Galatasaray Kasımpaşa’nın üstüne fena çullandı, şut üstüne şut çekti ama; beklediği gole ancak devrenin son dakikasında ulaşabildi. O ana kadar Tolga, Rodrigues, Gomis, Belhanda, N’Diaye gibi; neredeyse tüm takım Kasımpaşa kalesini bombalamıştı.
Gol, bağıra bağıra “Geliyorum”diyordu ama; her defasında işi çıkıp, gelişini erteliyordu. Gomis, “İster gel ister gelme” diye sinirlenip; topu kaleye mecbur tutu ama, az geç kalsa devre bitiyordu.
G.Saray’in bildik baskılı oyunu gene devredeydi. Kasımpaşa’ya nefes aldırmadı diyebiliriz ama, onlar da çok sert bir şutla beraberliği kaçırdı. Ortada seyri güzel, tempolu bir maç vardı.
***
Veysel Sarı’nın k aşı yarılıp kanadı... O kanlar formasını lekeledi ama; Cüneyt Çakır değiştirtmedi. Oysa, UEFA’nın nasihatı ya da önerisi değil; “Kanlı formayla oynatmayın” diye açık direktifi var. Cüneyt Çakır gibi elit bir hakem, nasıl devamına izin verir. Anlayamadım!

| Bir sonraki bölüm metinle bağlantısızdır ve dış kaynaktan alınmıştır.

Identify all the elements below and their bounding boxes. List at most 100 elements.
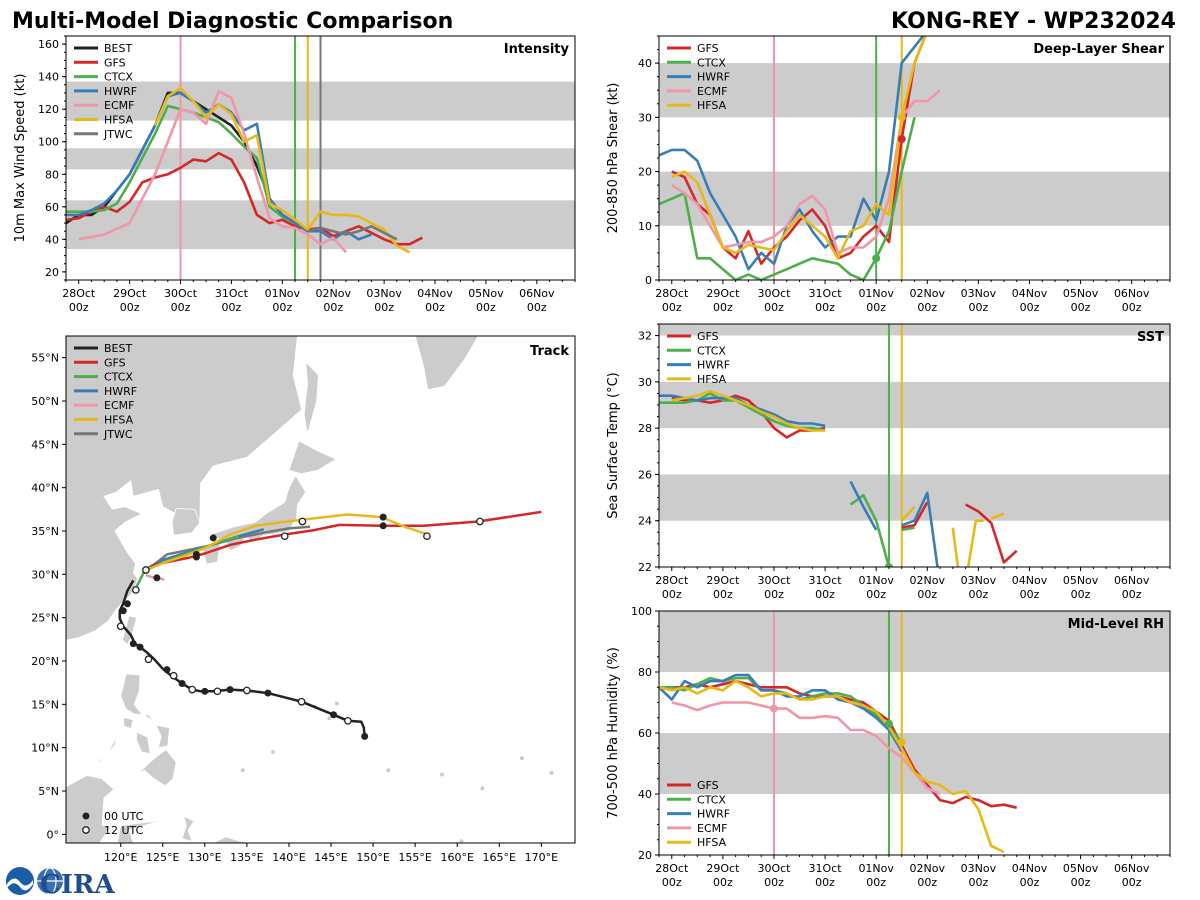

Maç öncesi yaşanan tablolardan sonra; taraftar ile Selçuk arasındaki ilişkinin, tamamen sıfırlandığı anlaşılıyor. Doğrulacağı, düzeleceği, yumuşayacağı yok. Ocak’ta ayrılık şart oldu.
***
G.Saray iyi göründü ama; “Maskeli Süvari” gibi sahaya çıkan Cimbom’un Zorro’su Latovlevici, ne kadar orta yapsa hiçbiri yerini bulmadı. Cesurca ileri çıkması güzel de; o kadar verimsiz ortayı babam da yapar... Yüzündeki maskesi, acaba utancından mıydı?
İkinci yarı, Kasımpaşa’nın “Golü yedim. Kaybedecek neyim var” diyerek G.Saray’a yüklenme hevesleriyle başladı. Ama hep heves düzeyinde kaldı... Zaten G.Saray da, rakibine ciddi bir kalkışmaya izin verecek hoşgörüye sahip değildi. Golü nasıl ikilerim derdindeydi. O da oldu, maç bitti!